I’m not sure what attracts me to Westerns. It’s not
really my personality. I enjoy a good cowboy flick on TCM every now and then,
but I don’t watch more than a dozen a year. Something in them appeals to me,
though, and I think it has something to do with mid-life thoughts on my life,
what I’ve accomplished, what I’ve failed to accomplish, what I’ve done and what
I think I ought to have done, how I live it, how it should be lived, how it
could be lived.
Same goes for all the war stuff I’ve read over the
past five or six years. Fifteen or twenty books on the Civil War, ten or a
dozen on WWII, two or three on the Great War to End All Wars a century ago. Why
do I read them?
With the Westerns, I think it’s an escapist
combination of vicariously experiencing a simpler yet paradoxically tougher
life. Yeah, if you didn’t work, or hunt, or kill, you didn’t eat. But you knew
where a man stood. A man was a man, not one of fifty genders he/ze/it decided
he/ze/it was that day. A man’s word was gold, and a handshake was an
unbreakable oath. It was a polite society, because, as it’s frequently noted,
it was an armed society.
War is similar, though it’s more on point to my
interior musings: could I have handled it?
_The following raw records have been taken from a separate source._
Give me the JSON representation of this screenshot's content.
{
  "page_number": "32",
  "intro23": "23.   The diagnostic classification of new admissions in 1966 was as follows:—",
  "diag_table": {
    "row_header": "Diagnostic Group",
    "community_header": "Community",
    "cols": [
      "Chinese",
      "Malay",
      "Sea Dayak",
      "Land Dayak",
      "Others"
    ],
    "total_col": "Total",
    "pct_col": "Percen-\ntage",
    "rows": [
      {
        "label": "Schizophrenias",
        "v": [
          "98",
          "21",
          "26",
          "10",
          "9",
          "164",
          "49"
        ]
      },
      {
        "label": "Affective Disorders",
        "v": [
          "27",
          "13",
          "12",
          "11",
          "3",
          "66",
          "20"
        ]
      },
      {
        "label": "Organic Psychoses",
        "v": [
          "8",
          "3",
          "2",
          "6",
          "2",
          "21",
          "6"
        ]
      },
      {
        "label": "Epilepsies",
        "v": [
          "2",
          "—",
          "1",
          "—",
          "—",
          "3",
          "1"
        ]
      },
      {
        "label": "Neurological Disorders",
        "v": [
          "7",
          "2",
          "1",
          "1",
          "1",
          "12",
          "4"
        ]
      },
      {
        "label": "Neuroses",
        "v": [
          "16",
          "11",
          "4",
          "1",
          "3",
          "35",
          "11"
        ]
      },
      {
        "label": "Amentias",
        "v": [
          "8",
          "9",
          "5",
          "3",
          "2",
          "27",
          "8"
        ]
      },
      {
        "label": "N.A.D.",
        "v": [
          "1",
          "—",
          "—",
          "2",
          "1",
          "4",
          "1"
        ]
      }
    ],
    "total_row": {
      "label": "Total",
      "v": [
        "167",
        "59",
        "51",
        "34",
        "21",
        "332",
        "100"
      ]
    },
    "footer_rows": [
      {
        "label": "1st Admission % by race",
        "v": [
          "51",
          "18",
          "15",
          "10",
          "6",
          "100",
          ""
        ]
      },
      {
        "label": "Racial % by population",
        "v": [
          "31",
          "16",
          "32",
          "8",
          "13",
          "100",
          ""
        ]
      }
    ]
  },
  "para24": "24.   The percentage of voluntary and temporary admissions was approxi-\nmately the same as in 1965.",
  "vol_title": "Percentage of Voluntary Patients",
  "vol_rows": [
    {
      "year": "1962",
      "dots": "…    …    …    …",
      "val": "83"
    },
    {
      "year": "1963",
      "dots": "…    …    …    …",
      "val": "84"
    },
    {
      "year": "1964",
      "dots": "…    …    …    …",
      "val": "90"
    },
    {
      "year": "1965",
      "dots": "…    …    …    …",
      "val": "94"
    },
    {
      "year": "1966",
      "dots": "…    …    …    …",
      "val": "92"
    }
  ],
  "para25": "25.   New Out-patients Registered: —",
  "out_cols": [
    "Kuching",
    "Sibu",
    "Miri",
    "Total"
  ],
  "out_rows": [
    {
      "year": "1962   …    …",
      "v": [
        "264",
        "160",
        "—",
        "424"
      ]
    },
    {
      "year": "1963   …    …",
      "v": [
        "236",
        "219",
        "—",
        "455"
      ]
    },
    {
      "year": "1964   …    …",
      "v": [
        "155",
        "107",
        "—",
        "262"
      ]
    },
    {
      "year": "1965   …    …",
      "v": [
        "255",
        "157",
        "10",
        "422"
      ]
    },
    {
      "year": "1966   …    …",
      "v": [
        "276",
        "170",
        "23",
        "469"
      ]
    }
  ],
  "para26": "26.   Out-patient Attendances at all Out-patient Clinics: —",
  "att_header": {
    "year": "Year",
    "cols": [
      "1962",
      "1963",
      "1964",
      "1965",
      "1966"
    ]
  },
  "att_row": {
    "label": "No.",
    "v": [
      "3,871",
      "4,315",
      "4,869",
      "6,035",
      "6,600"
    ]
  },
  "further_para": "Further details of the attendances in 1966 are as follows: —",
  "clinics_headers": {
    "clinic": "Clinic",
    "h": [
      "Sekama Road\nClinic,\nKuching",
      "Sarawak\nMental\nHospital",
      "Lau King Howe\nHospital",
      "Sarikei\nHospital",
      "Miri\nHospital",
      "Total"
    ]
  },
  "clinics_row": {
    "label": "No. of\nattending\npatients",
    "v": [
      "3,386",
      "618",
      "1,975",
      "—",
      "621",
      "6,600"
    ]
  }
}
How would I have acted on the
beaches of Anzio in the thick of invasion, or flying a Hurricane over the
English Channel to engage some German aircraft, or loading shells into the
massive guns pounding away on the cliffs of Saipan – let alone spilling into
the oily, shark-infested waters should the ship go down. What if I was in a row
on Cemetery Ridge, shoulder-to-shoulder with other citizen-soldiers, awaiting
the rebel charge, a few crooked, narrow trees my only real protection, as
rifled MiniƩ balls whizzed past my head, inches or less from my ear? Could I
stand the heat?
Anyway, two books did leap off the shelves at me: Texas Rifles by Elmer Kelton and The Fighting Texan by Paul Evan Lehman.
Never read either author, though I understand Kelton has a decent reputation in
genre circles. Both should be quick reads, and I’ll probably put them away
before year’s end. In fact, I’m thinking about starting The Fighting Texan tonight, after the house quiets down and the ladies
are all asleep.
Happy reading, and don’t flinch when that lead bullet
drills a path through the air at you!